"Ya Allah, ternyata aku orang yang sangat disayang..." pikirku di pertengahan hari ini, yang mendorong jari-jariku untuk mengetik belasan hal baik mulai beberapa waktu lalu ke dalam catatan di HP.
Baru kemarin malam, aku bertemu Mas Bayu di salah satu warung kopi murah daerah kampus untuk menemaninya menyicil laporan. Berawal dari pertanyaan-pertanyaan sederhana seperti, "Gimana kabarmu Nez?" "Tapi aman kan?" yang kujawab dengan singkat-enggan, suasana semakin cair seiring kami saling berbagi kondisi terkini kehidupan masing-masing. Pada satu titik ketika sedang bercerita ringan, air di mataku kabur dan suara di kerongkonganku hilang diganti rasa ngilu.
"Lho, kok nangis ya?" kataku terkikik sembari mencari tisu. "Kenapa nangis, dah? Aku gak mau nangis sumpah," timpalku segera sembari menyeka air mata. Niat hati ingin mendengar cerita Mas Bay saja, justru aku yang disimak baik-baik oleh dia. Respon-respon Mas Bay khas seorang kakak yang bijak, seorang psikolog, yang berusaha menetralkan perasaan tidak nyaman di lawan bicaranya. Tanggapan demi tanggapan ia berikan, yang tentu saja, "mental" di defense mechanism-ku yang menolak segala bentuk motivasi.
Aku tahu ini salah, aku tahu pikiran-pikiran ini tidak rasional, tapi aku tidak tahu bagaimana cara mengatasinya...
Kenapa aku begini? Harusnya aku tidak seperti ini, harusnya aku bisa begitu...
Beberapa disonansi, jika tidak distorsi kognitif, tercetus dari mulutku. Mas Bay tetap saja sabar dan merespon dengan bijak meskipun sudah kuminta untuk kembali mengerjakan laporannya. Rupanya ia sudah lebih menguasai sikap profesional seorang psikolog. Aku seperti klien remaja yang sedang labil dan berkabut pikirannya, akhirnya menjawab tanggapan-tanggapan dan pertanyaan-pertanyaan dari Mas Bay dengan wajah memerah panas, suara tercekat, dan sesekali terisak-isak.
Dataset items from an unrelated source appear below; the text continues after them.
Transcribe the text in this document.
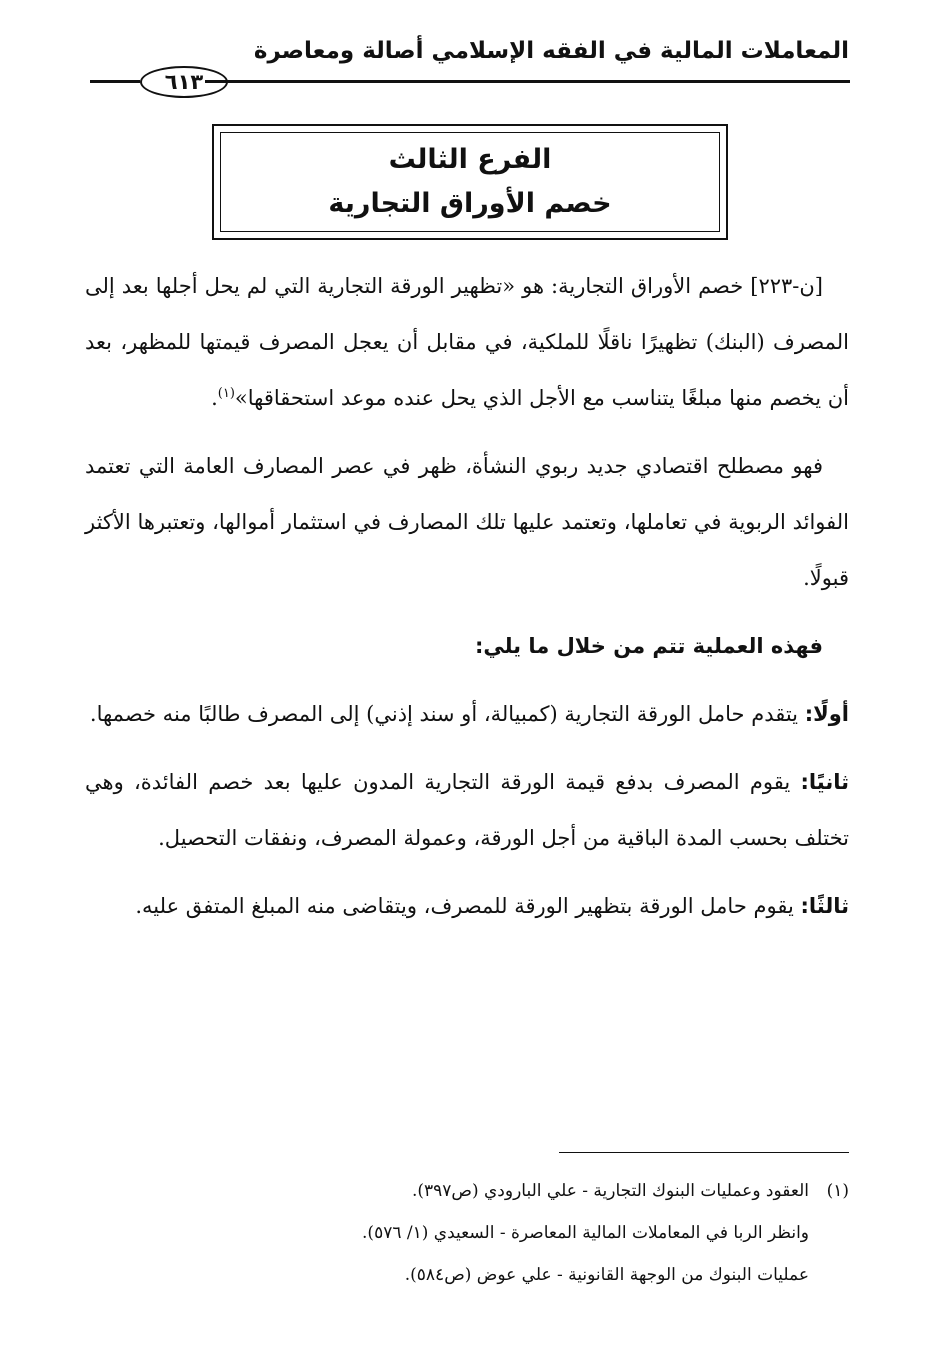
المعاملات المالية في الفقه الإسلامي أصالة ومعاصرة
٦١٣
الفرع الثالث
خصم الأوراق التجارية

[ن-٢٢٣] خصم الأوراق التجارية: هو «تظهير الورقة التجارية التي لم يحل أجلها بعد إلى المصرف (البنك) تظهيرًا ناقلًا للملكية، في مقابل أن يعجل المصرف قيمتها للمظهر، بعد أن يخصم منها مبلغًا يتناسب مع الأجل الذي يحل عنده موعد استحقاقها»$^{(١)}$.

فهو مصطلح اقتصادي جديد ربوي النشأة، ظهر في عصر المصارف العامة التي تعتمد الفوائد الربوية في تعاملها، وتعتمد عليها تلك المصارف في استثمار أموالها، وتعتبرها الأكثر قبولًا.

فهذه العملية تتم من خلال ما يلي:

أولًا: يتقدم حامل الورقة التجارية (كمبيالة، أو سند إذني) إلى المصرف طالبًا منه خصمها.

ثانيًا: يقوم المصرف بدفع قيمة الورقة التجارية المدون عليها بعد خصم الفائدة، وهي تختلف بحسب المدة الباقية من أجل الورقة، وعمولة المصرف، ونفقات التحصيل.

ثالثًا: يقوم حامل الورقة بتظهير الورقة للمصرف، ويتقاضى منه المبلغ المتفق عليه.

(١)العقود وعمليات البنوك التجارية - علي البارودي (ص٣٩٧).

وانظر الربا في المعاملات المالية المعاصرة - السعيدي (١/ ٥٧٦).

عمليات البنوك من الوجهة القانونية - علي عوض (ص٥٨٤).
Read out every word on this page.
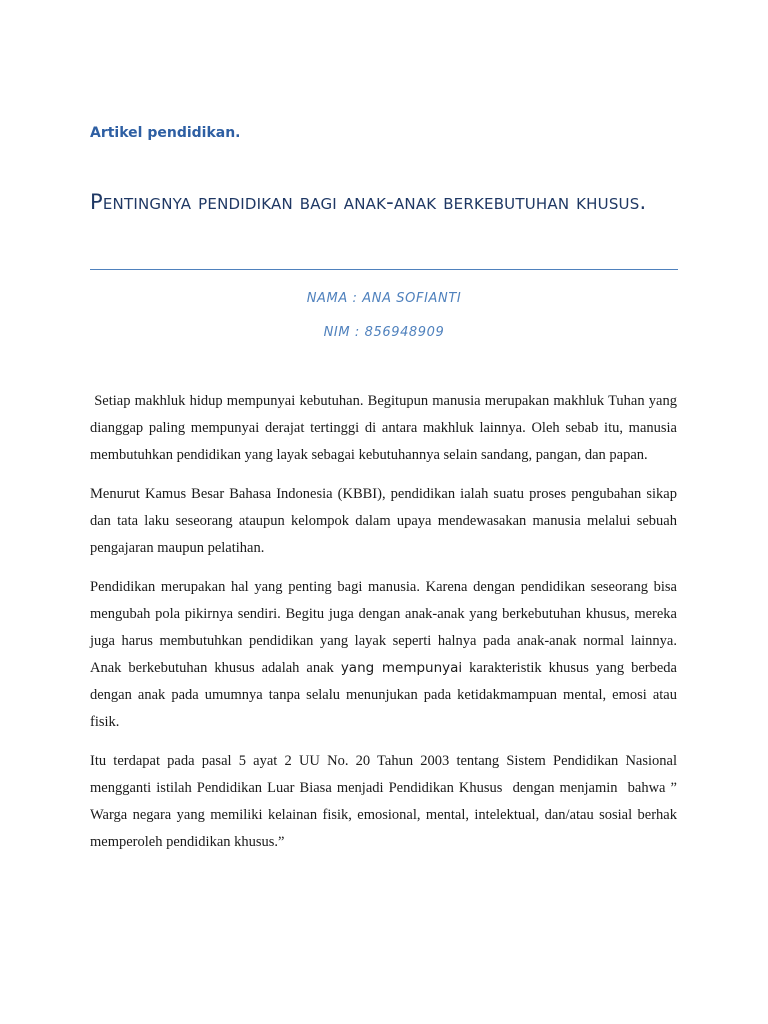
Artikel pendidikan.

Pentingnya pendidikan bagi anak-anak berkebutuhan khusus.

NAMA : ANA SOFIANTI

NIM : 856948909

Setiap makhluk hidup mempunyai kebutuhan. Begitupun manusia merupakan makhluk Tuhan yang dianggap paling mempunyai derajat tertinggi di antara makhluk lainnya. Oleh sebab itu, manusia membutuhkan pendidikan yang layak sebagai kebutuhannya selain sandang, pangan, dan papan.

Menurut Kamus Besar Bahasa Indonesia (KBBI), pendidikan ialah suatu proses pengubahan sikap dan tata laku seseorang ataupun kelompok dalam upaya mendewasakan manusia melalui sebuah pengajaran maupun pelatihan.

Pendidikan merupakan hal yang penting bagi manusia. Karena dengan pendidikan seseorang bisa mengubah pola pikirnya sendiri. Begitu juga dengan anak-anak yang berkebutuhan khusus, mereka juga harus membutuhkan pendidikan yang layak seperti halnya pada anak-anak normal lainnya. Anak berkebutuhan khusus adalah anak yang mempunyai karakteristik khusus yang berbeda dengan anak pada umumnya tanpa selalu menunjukan pada ketidakmampuan mental, emosi atau fisik.

Itu terdapat pada pasal 5 ayat 2 UU No. 20 Tahun 2003 tentang Sistem Pendidikan Nasional mengganti istilah Pendidikan Luar Biasa menjadi Pendidikan Khusus  dengan menjamin  bahwa ” Warga negara yang memiliki kelainan fisik, emosional, mental, intelektual, dan/atau sosial berhak memperoleh pendidikan khusus.”
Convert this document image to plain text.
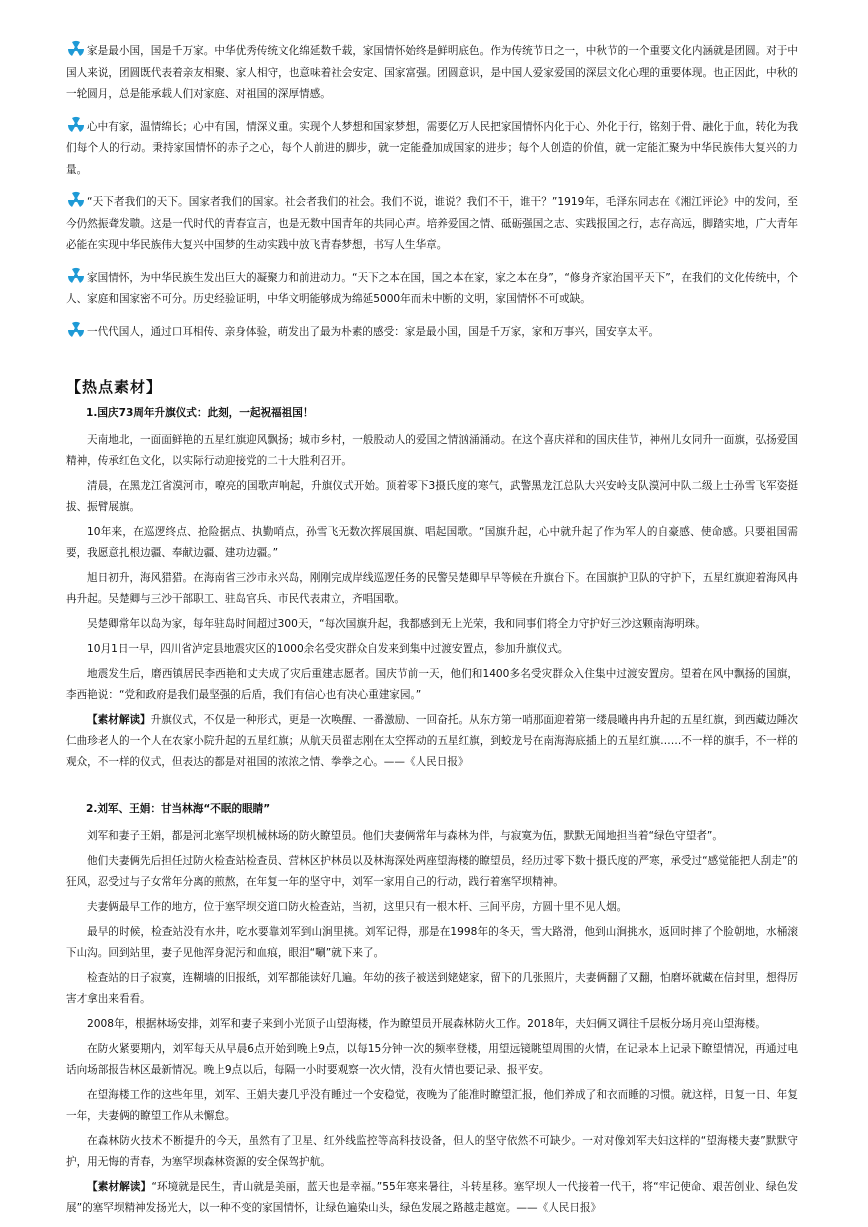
家是最小国，国是千万家。中华优秀传统文化绵延数千载，家国情怀始终是鲜明底色。作为传统节日之一，中秋节的一个重要文化内涵就是团圆。对于中国人来说，团圆既代表着亲友相聚、家人相守，也意味着社会安定、国家富强。团圆意识，是中国人爱家爱国的深层文化心理的重要体现。也正因此，中秋的一轮圆月，总是能承载人们对家庭、对祖国的深厚情感。

心中有家，温情绵长；心中有国，情深义重。实现个人梦想和国家梦想，需要亿万人民把家国情怀内化于心、外化于行，铭刻于骨、融化于血，转化为我们每个人的行动。秉持家国情怀的赤子之心，每个人前进的脚步，就一定能叠加成国家的进步；每个人创造的价值，就一定能汇聚为中华民族伟大复兴的力量。

“天下者我们的天下。国家者我们的国家。社会者我们的社会。我们不说，谁说？我们不干，谁干？”1919年，毛泽东同志在《湘江评论》中的发问，至今仍然振聋发聩。这是一代时代的青春宣言，也是无数中国青年的共同心声。培养爱国之情、砥砺强国之志、实践报国之行，志存高远，脚踏实地，广大青年必能在实现中华民族伟大复兴中国梦的生动实践中放飞青春梦想，书写人生华章。

家国情怀，为中华民族生发出巨大的凝聚力和前进动力。“天下之本在国，国之本在家，家之本在身”，“修身齐家治国平天下”，在我们的文化传统中，个人、家庭和国家密不可分。历史经验证明，中华文明能够成为绵延5000年而未中断的文明，家国情怀不可或缺。

一代代国人，通过口耳相传、亲身体验，萌发出了最为朴素的感受：家是最小国，国是千万家，家和万事兴，国安享太平。

【热点素材】
1.国庆73周年升旗仪式：此刻，一起祝福祖国！

天南地北，一面面鲜艳的五星红旗迎风飘扬；城市乡村，一般股动人的爱国之情汹涌涌动。在这个喜庆祥和的国庆佳节，神州儿女同升一面旗，弘扬爱国精神，传承红色文化，以实际行动迎接党的二十大胜利召开。

清晨，在黑龙江省漠河市，嘹亮的国歌声响起，升旗仪式开始。顶着零下3摄氏度的寒气，武警黑龙江总队大兴安岭支队漠河中队二级上士孙雪飞军姿挺拔、振臂展旗。

10年来，在巡逻终点、抢险据点、执勤哨点，孙雪飞无数次挥展国旗、唱起国歌。“国旗升起，心中就升起了作为军人的自豪感、使命感。只要祖国需要，我愿意扎根边疆、奉献边疆、建功边疆。”

旭日初升，海风猎猎。在海南省三沙市永兴岛，刚刚完成岸线巡逻任务的民警吴楚卿早早等候在升旗台下。在国旗护卫队的守护下，五星红旗迎着海风冉冉升起。吴楚卿与三沙干部职工、驻岛官兵、市民代表肃立，齐唱国歌。

吴楚卿常年以岛为家，每年驻岛时间超过300天，“每次国旗升起，我都感到无上光荣，我和同事们将全力守护好三沙这颗南海明珠。

10月1日一早，四川省泸定县地震灾区的1000余名受灾群众自发来到集中过渡安置点，参加升旗仪式。

地震发生后，磨西镇居民李西艳和丈夫成了灾后重建志愿者。国庆节前一天，他们和1400多名受灾群众入住集中过渡安置房。望着在风中飘扬的国旗，李西艳说：“党和政府是我们最坚强的后盾，我们有信心也有决心重建家园。”

【素材解读】升旗仪式，不仅是一种形式，更是一次唤醒、一番激励、一回奋托。从东方第一哨那面迎着第一缕晨曦冉冉升起的五星红旗，到西藏边陲次仁曲珍老人的一个人在农家小院升起的五星红旗；从航天员翟志刚在太空挥动的五星红旗，到蛟龙号在南海海底插上的五星红旗……不一样的旗手，不一样的观众，不一样的仪式，但表达的都是对祖国的浓浓之情、拳拳之心。——《人民日报》

2.刘军、王娟：甘当林海“不眠的眼睛”

刘军和妻子王娟，都是河北塞罕坝机械林场的防火瞭望员。他们夫妻俩常年与森林为伴，与寂寞为伍，默默无闻地担当着“绿色守望者”。

他们夫妻俩先后担任过防火检查站检查员、营林区护林员以及林海深处两座望海楼的瞭望员，经历过零下数十摄氏度的严寒，承受过“感觉能把人刮走”的狂风，忍受过与子女常年分离的煎熬，在年复一年的坚守中，刘军一家用自己的行动，践行着塞罕坝精神。

夫妻俩最早工作的地方，位于塞罕坝交道口防火检查站，当初，这里只有一根木杆、三间平房，方圆十里不见人烟。

最早的时候，检查站没有水井，吃水要靠刘军到山涧里挑。刘军记得，那是在1998年的冬天，雪大路滑，他到山涧挑水，返回时摔了个脸朝地，水桶滚下山沟。回到站里，妻子见他浑身泥污和血痕，眼泪“唰”就下来了。

检查站的日子寂寞，连糊墙的旧报纸，刘军都能读好几遍。年幼的孩子被送到姥姥家，留下的几张照片，夫妻俩翻了又翻，怕磨坏就藏在信封里，想得厉害才拿出来看看。

2008年，根据林场安排，刘军和妻子来到小光顶子山望海楼，作为瞭望员开展森林防火工作。2018年，夫妇俩又调往千层板分场月亮山望海楼。

在防火紧要期内，刘军每天从早晨6点开始到晚上9点，以每15分钟一次的频率登楼，用望远镜眺望周围的火情，在记录本上记录下瞭望情况，再通过电话向场部报告林区最新情况。晚上9点以后，每隔一小时要观察一次火情，没有火情也要记录、报平安。

在望海楼工作的这些年里，刘军、王娟夫妻几乎没有睡过一个安稳觉，夜晚为了能准时瞭望汇报，他们养成了和衣而睡的习惯。就这样，日复一日、年复一年，夫妻俩的瞭望工作从未懈怠。

在森林防火技术不断提升的今天，虽然有了卫星、红外线监控等高科技设备，但人的坚守依然不可缺少。一对对像刘军夫妇这样的“望海楼夫妻”默默守护，用无悔的青春，为塞罕坝森林资源的安全保驾护航。

【素材解读】“环境就是民生，青山就是美丽，蓝天也是幸福。”55年寒来暑往，斗转星移。塞罕坝人一代接着一代干，将“牢记使命、艰苦创业、绿色发展”的塞罕坝精神发扬光大，以一种不变的家国情怀，让绿色遍染山头，绿色发展之路越走越宽。——《人民日报》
"Jangan terlalu keras ke dirimu sendiri Nez," "Kamu orang yang sangat sadar, cuma kamu belum bisa menerima aja," "Aku harap kamu bisa mengurangi menghakimi dirimu sendiri," "Dirimu sendiri juga perlu dicintai dan dihargai," "Aku yang udah tau kamu lama pun bisa liat kamu jauh berkembang," "Kamu punya modal yang sangat bagus dan ga semua orang punya buat jadi seorang psikolog," ... adalah beberapa penggalan kalimat yang cukup menyentuh ruang memoriku. Digarisbawahi dan ditebalkan, sehingga terngiang-ngiang. Khususnya nasehatnya di atas tentang realisasi dan penerimaan, yang membuatku déjà vu atas komentar Mbak Alya beberapa bulan lalu. Mungkin proses pendidikan mahasiswa Mapro Klinis yang mereka tempuh membentuk demikian, yang jelas aku turut berbangga.
Kira-kira setahun belakangan, hidupku disuguhkan dengan beberapa peristiwa besar yang cukup membuat diri hancur dan hilang arah. Sampai sekarang pun, usaha demi usaha yang kulakukan untuk berdamai dengan diri sendiri rasanya belum ada yang berhasil. Ratusan sampai ribuan keluh kesah dan umpatan sudah keluar dari mulutku untuk mengutuk hidup. "Adulting is hard as ****!" adalah yang paling sering kuucap karena, buatku memang sesulit itu menjadi dewasa. Kalau boleh memilih, rasanya sumpah akan kuambil untuk tidak tumbuh dewasa daripada dipaksa melalui proses pendewasaan diri lewat kemelut kehidupan.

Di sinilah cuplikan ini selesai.